Are Water Beads Biodegradable?

Since hydrogels were designed for use in farming, they are biodegradable. This means that once you are done playing or doing science with your water beads, you can work them into your garden or simply dispose of them in the bin.

Rainbow Science Water Beads Experiment

So now we know a bit about water crystal beads, let’s do some beautiful science and capture that rainbow in a jar!

To start we need to make our crystal orbs!

You will need:

Clear water beads
Food coloring (red, blue, yellow)
Large jar
Mason jars
Water

Optional Large test tubesThis is great if you want to make mini rainbows for your students to take home.

Directions

The instructions for water beads are quite simple, for every 1 tsp of dry beads add 3 cups of water. Then let them soak for at least 4 hours. We left ours overnight.

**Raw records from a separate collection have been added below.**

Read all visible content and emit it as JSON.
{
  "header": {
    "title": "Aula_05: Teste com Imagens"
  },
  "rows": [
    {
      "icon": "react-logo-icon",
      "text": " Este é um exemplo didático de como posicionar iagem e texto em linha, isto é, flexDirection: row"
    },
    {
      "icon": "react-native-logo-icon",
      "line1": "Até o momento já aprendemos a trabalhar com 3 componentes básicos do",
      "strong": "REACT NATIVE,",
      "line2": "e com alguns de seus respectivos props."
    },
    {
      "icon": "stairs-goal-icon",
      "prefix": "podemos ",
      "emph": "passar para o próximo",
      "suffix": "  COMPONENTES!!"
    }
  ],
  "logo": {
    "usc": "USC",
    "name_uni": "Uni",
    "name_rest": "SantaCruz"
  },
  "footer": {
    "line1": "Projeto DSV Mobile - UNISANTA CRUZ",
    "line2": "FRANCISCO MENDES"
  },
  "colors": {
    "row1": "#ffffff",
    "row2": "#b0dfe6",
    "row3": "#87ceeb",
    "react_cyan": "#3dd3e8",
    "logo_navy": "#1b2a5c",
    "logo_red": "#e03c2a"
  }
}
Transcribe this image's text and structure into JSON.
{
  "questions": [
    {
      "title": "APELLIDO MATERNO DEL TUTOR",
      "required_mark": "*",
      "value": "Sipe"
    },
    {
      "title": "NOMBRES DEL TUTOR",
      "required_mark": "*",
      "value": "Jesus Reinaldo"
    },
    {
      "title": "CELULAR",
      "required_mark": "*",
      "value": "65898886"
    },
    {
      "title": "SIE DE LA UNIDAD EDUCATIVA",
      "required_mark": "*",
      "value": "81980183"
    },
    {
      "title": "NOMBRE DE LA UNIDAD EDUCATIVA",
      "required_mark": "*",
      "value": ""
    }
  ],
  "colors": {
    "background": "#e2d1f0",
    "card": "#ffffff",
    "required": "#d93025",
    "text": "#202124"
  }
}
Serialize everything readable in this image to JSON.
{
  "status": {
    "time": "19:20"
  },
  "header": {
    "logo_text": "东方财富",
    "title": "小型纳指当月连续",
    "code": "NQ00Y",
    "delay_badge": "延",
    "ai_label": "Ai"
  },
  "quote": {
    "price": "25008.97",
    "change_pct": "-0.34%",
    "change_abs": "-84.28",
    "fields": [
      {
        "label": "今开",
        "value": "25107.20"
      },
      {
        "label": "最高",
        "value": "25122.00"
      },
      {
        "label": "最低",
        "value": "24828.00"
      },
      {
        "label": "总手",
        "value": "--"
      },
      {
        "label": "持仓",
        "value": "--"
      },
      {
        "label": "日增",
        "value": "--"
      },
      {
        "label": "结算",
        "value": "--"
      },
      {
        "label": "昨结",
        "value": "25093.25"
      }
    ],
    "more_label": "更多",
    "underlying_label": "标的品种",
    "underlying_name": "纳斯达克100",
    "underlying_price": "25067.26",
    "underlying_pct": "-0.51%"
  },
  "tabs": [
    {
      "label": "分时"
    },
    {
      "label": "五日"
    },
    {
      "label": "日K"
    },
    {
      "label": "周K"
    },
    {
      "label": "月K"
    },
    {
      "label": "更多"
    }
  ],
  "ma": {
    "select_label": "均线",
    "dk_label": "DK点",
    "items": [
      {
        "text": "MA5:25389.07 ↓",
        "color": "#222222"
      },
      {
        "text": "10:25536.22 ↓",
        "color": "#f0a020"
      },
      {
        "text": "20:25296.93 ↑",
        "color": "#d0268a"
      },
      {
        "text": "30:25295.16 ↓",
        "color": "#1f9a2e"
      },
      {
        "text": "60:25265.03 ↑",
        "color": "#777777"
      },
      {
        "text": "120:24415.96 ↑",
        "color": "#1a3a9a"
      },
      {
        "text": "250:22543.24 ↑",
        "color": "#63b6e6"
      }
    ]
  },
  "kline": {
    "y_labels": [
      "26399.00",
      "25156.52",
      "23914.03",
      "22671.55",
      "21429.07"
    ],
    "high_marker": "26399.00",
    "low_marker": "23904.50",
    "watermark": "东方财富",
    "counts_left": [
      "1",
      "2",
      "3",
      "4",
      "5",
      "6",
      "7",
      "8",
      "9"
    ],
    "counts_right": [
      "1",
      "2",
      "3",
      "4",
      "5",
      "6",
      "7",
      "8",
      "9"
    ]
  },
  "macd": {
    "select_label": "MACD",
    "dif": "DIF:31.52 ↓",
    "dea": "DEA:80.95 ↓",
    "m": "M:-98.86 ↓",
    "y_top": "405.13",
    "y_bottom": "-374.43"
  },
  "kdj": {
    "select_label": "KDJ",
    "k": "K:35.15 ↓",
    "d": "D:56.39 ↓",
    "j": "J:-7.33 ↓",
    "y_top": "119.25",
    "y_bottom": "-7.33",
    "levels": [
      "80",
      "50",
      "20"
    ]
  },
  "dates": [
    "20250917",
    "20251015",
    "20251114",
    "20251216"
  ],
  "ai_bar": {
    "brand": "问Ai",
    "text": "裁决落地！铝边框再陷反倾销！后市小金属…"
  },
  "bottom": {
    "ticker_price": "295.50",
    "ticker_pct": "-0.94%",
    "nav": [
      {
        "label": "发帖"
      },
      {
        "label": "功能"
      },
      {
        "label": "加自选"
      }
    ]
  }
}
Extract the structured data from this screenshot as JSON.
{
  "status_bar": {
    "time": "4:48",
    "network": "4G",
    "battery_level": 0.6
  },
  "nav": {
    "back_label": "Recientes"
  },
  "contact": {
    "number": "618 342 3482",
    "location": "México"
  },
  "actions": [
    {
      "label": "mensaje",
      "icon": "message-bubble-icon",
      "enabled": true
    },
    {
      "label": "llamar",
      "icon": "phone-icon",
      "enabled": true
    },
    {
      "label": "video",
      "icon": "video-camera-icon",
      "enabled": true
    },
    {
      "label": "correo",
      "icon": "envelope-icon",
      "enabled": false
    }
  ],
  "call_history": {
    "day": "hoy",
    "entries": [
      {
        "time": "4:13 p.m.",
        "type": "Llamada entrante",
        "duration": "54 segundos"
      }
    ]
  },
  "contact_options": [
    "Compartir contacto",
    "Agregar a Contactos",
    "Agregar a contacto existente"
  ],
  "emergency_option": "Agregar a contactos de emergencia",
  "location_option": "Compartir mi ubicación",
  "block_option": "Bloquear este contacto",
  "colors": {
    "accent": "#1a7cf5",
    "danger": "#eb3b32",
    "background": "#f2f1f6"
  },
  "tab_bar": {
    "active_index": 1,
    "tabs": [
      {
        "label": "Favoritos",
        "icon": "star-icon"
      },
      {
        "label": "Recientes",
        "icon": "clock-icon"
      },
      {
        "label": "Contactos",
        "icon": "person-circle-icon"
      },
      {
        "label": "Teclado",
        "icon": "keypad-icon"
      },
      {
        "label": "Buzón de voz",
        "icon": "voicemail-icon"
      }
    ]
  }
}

For our rainbow science we need to add one extra step. You will need 3 large mason jars. Place 1 tsp of clear water beads in each jar, then add 3 cups of water. Now in the first jar add red food coloring. In the second add blue food coloring. In the third add yellow food coloring.

Preparing water beads for rainbow experiment

Pro Tip! For the most vibrant rainbow, you need to use a lot of food coloring. I added about 30 drops to each jar.

After about 4 hours (or leave them overnight like we did), your water gel orbswill be at full size.

yellow water beads

Using a simple strainer, remove excess water from each of the jars. If you don’t think your beds are vibrant enough, you can cover them with water again, and add even more food coloring.

Science time!

Now the water beads are ready, it is time for the really cool science!

In a large jar that is big enough to hold all the beads, pour the blue water beads in first.

Then pour in the yellow water crystal gels.

Finally, pour in the red gel beads!

Now watch closely. You will start to see changes fairly quickly, the colours will start to blend and form a rainbow – red, orange, yellow, green, blue and purple. Rainbow science, so cool!

Rainbow Science with Water beads

The best part is that the rainbow will stay for many days. Mine has been sitting on my windowsill, where it looks amazing with the sunlight coming through the jar. It has been there for 4 days and I still have my rainbow. I did place a lid on the jar to seal it and prevent evaporation.

Classroom Tip

If you are doing this for a classroom and want the students to be able to take home a rainbow, place some of each colour in a large test tube for each student. Just make sure you follow the order in every test tube: blue at the bottom, yellow in the middle, red on top.

How to Dispose of Water Beads

Once you are done doing your science experiment, you can use these biodegradable orbs in your garden to help maintain moisture levels. They would also be perfect in a sensory bin, like this ocean themed one we made, but instead make a rainbow themed one.

Or you can set the beads on paper towels and let them dry out completely. Once they are dry, they can be stored in an airtight container until you are ready to use them again.

Extension Idea

We did a really cool experiment in the past using food colouring and flowers. What would happen if you put some flowers in our rainbow water beads? Inquiring minds want to know! So that might be our next experiment. Always fostering curiosity!

This Rainbow Science in a Jar using Water Beads is simple science that kids will love! Best of all, you can keep your rainbow in the classroom for everyone to enjoy for days, or use the beads in a sensory bin, or dry them to use for a future project.